There are a few tricks that make fitting a bolster or guard easier.
1) The only part that needs to be a flush fit is the very front face. Behind that, there can be more open area. Cut the starter slot with a jewelers saw so it is about 75% of the width and length desired. Use a burr in a Dremel or flex shaft to enlarge this from the back side. Take the enlargement up to about .1" from the front face. Make the enlarged area wider and longer than the tang at the shoulders. Now, al you have to file and shape is a .1" thick area. It can easily be filed and adjusted as needed for a snug fit.

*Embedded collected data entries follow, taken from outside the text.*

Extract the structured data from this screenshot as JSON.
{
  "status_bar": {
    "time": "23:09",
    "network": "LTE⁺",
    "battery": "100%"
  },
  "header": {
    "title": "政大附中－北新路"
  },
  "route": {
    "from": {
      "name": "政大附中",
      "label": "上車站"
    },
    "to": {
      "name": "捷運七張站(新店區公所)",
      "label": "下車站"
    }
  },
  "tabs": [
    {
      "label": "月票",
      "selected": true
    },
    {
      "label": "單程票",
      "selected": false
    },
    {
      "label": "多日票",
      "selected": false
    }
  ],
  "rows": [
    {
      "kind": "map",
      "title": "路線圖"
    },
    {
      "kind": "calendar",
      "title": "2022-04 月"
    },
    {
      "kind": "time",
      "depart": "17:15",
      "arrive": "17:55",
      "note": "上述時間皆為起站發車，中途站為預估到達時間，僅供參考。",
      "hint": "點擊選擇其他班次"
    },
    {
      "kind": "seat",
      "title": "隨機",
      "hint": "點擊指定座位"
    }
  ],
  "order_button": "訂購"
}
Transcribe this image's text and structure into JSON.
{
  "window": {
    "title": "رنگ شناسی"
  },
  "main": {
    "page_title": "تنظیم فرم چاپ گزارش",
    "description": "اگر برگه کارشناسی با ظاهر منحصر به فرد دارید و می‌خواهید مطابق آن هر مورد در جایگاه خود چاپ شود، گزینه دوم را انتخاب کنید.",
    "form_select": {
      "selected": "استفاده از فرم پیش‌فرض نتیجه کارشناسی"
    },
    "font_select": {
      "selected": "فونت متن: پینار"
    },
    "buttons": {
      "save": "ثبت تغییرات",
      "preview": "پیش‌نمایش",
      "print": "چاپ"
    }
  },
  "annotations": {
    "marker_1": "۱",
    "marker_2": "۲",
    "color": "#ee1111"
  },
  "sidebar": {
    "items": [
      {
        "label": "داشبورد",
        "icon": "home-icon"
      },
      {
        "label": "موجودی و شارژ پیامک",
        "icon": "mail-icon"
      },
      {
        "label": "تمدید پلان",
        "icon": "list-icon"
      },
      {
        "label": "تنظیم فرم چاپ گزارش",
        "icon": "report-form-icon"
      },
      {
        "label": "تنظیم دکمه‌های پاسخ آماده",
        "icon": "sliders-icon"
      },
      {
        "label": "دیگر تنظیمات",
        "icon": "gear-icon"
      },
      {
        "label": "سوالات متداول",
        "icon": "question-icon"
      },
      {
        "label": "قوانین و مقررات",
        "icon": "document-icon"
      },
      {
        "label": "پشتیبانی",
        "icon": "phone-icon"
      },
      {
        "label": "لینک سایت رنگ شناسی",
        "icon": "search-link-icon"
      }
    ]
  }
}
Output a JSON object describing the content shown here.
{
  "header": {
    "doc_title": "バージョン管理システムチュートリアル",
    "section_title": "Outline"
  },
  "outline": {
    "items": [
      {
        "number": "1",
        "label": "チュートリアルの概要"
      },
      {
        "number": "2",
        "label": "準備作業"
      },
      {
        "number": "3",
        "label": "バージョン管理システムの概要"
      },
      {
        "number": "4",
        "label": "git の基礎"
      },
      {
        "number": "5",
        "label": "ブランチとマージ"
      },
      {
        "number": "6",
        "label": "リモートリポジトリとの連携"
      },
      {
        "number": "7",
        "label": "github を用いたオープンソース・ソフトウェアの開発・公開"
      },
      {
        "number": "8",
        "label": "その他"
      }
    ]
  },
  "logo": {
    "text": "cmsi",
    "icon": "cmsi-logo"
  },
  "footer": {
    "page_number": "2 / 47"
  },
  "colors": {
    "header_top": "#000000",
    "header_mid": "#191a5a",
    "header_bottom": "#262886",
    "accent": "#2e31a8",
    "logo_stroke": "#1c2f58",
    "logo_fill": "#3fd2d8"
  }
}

2) While soldering a bolster/guard is a great way to attach it, it isn't the only way. JBweld and other strong epoxies will seal the joint quite well.
3) Use slow set epoxy!@ The amount of work time with 5-15 minute epoxies is often only one or two minutes. That isn't enough time for alignment and proper fitting. Use at least a one hour resin, or for the best choice, a 24 hour cure resin. These allow up to one hour work time. The cleaning solvent for wiping the excess resin off your handles and blades is denatured alcohol. It is a much better solvent for uncured epoxy than acetone.
4) Don't attach the bolster block to the handle after fitting it to the blade. Leave the two separate. They can be glued on at the same time, or in two steps, as the build requires. Apply the glue to the bolster and slide it in place. Make sure the fit is right, and then apply the handle with the cavity filled with epoxy. Clamp them together in a handle jig and wipe off the squeeze out with a paper towel, then again with a towel wet with denatured alcohol. Check again after a few minutes and wipe off again to check alignment. A last check and wipe down is done just as the glue post shows the resin is gelling. From that point on, set the jig and knife aside for 24 hours to fully cure.
5) Choose your bolster/guard material with some thought. Certain materials are used traditionally for many reasons. The most likely one was availability, and the second was that it was a good choice. Buffalo (water buffalo) horn, reindeer antler are great choices. The work well, sand/saw/file and carve easily, and hold up quite well in use. They are also very easy to finish along with the handle, as they sand and polish at the same rate. Metals usually sand slower than the wood and can stain the wood while finishing. For a carving knife reindeer is a very good choice. Both buffalo and reindeer are also very reasonably priced. Buying a quantity makes it even cheaper and the larger supply on hand will allow consistent builds. If choosing a metal, consider the workability and such. Brass and nickel silver cut/sand/grind/polish fairly easily. Stainless steel can be much tougher. The softer metals will heat up a fair bit in grinding and buffing, but stainless can get very hot and burn the adjoining wood. This is a big problem with stainless rivets. There are different grades of most metals, and some are alloyed for easier machining, which makes them a better choice for bolsters and guards.
6) Consider a ferrule as a bolster. A ferrule is a tube to strengthen the end of a handle. It is probably the most traditional end on a woodworking tool handle. Some tools and knives have a ferrule on both ends.
Often one end of the ferrule is closed to fit snugly with the blade tang.
They can be made easily by fitting a thin sheet of metal to the blade like it would be a guard, and soldering or brazing a collar on the sheet. The collar should be the shape and size that the finished handle will be. A very low cost ferrule can be made from copper. Slit a piece of pipe and flatten out into a pieces of sheet, or just purchase some 1/16" copper sheet and a piece of pipe. Cut some 1/2" to 3/4" rings from the pipe. For small tools, like carving knives, 1/2" pipe works well. Copper pipe comes in grades, and the thickest grade is K, then L, and the lightest is M. In many retail hardware stores, L and M are called Blue and Red. If you buy your copper pipe online, get the thicker type, as it makes a better ferrule. The pipe can be annealed by heating to a red glow and then quenching in water. It will be very soft then. Shape on wooden or steel mandrels to the desired shape. A quick and easy mandrel for a certain handle shape can be ground from 3/4" round mild steel bars. Just shape one end of a 3/4"X8" bar to the desired handle shape (an ovoid shape, for example). Then continue that shape up the bar, making the starting end smaller as you go. This will make a tapered mandrel in the shape desired. You slide on the annealed pipe ring and hammer it until it gets to the size and shape needed. Pre made tapered mandrels are readily available on ebay and from blacksmith supplies. They are used to make the drift holes for hawks and such. They are often sold under the name "drift".
Once the collar is made, flatten the end edge with a file and sandpaper to make it sit flat on the sheet with the fitted tang hole. Place over the slot accordingly and solder or braze on. I like using 1000° silver solder ( AKA silver braze). Trim up the excess sheet and file/sand the outside smooth. The ferrule is ready for fitting to the handle. The handle needs a shoulder cut on it to make the ferrule fit. Any online tutorial for making a chisel handle will ci[over that if it isn't obvious what to do.